Fillon and Copé must hate each other with a passion to have chosen the suicidal course that is undermining both of them and their party with it. In normal times, one assumes that political passions run across party lines. To be sure, Sarkozy threatened to hang Villepin from a butcher's hook, and the Right has numerous fratricidal episodes in its past. Those seemed different, however, because the protagonists were heavyweights. Fillon and Copé are still politicians of the second rank hoping to make the passage upward. Perhaps that's why their contest is so bitter. Others are calling for a new vote, and the result might indeed be different, because so many militants are disgusted with the leadership that they might sit this one out, if they have not already resigned.

Curiously, the PS treated us to a similar spectacle a few years ago.

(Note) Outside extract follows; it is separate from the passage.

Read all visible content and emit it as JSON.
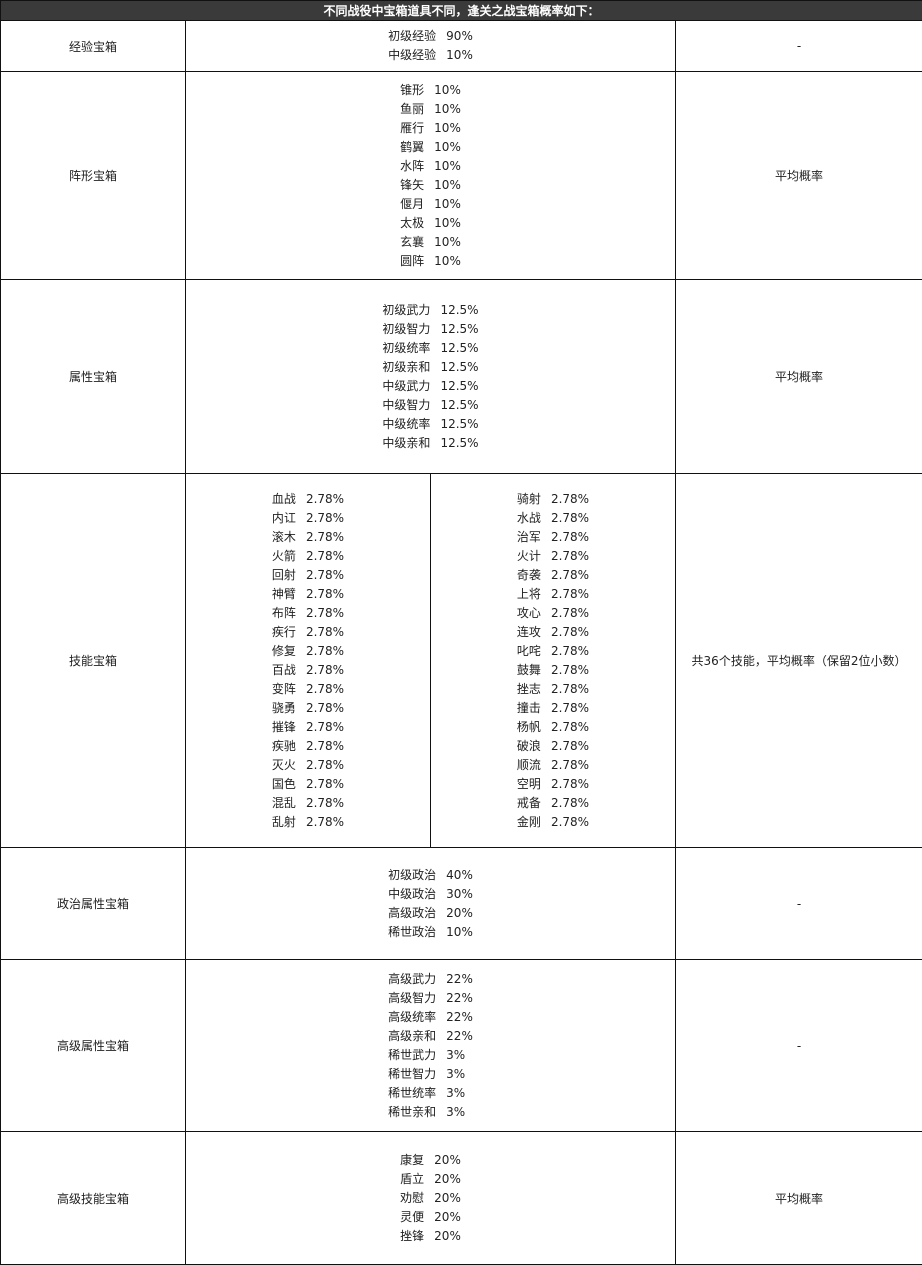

Few now remember that in the leadership contest to succeed Hollande, Aubry and Royal ran neck and neck, and, then as now, there were widespread (and credible) allegations of fraud. Yet eventually Royal withdrew. She seems to have been promised nothing for her sacrifice, and to have gotten nothing, although we can't be sure that there wasn't a deal involving DSK and Aubry, in which Royal would have gotten a ministry under a DSK presidency. But any such deal would have been rendered moot by subsequent events. The problem for the UMP is that Fillon has already served as prime minister for five years. The only job he wants now is the top one, and Copé is not about to give it to him.


Anonymous said...

Really don't see how Villepin, famous overseas because of the Irak situation but PM for only 2 years, quite unpopular all the way through and with very few influence in the UMP can be said to be heavyweight while Fillon, PM for 5 years, who survived Sarkozy's attempt to cut him loose, who was and still is popular and has till then lots of friends, is not.


Anonymous said...

I agree with Fabien on Villepin, who had little standing in the UMP and had never held elective office. Fillon and Copé are also not second rank. They are definitely in the top tier and 'présidentiable' (though while I could see Fillon in the Elysée someday, I categorically exclude that for Copé). This conflict seems more bitter than even Aubry-Royal because the hatred between Fillon-Copé is so out in the open (as with Sarkozy-Villepin), fraud was manifestly committed in the vote - whereas it was only admitted sotto voce well after the fact in the 2008 PS contest -, and, unlike Aubry-Royal, there is a serious political and ideological cleavage between Fillon and Copé. The stakes are very high in this psychodrama.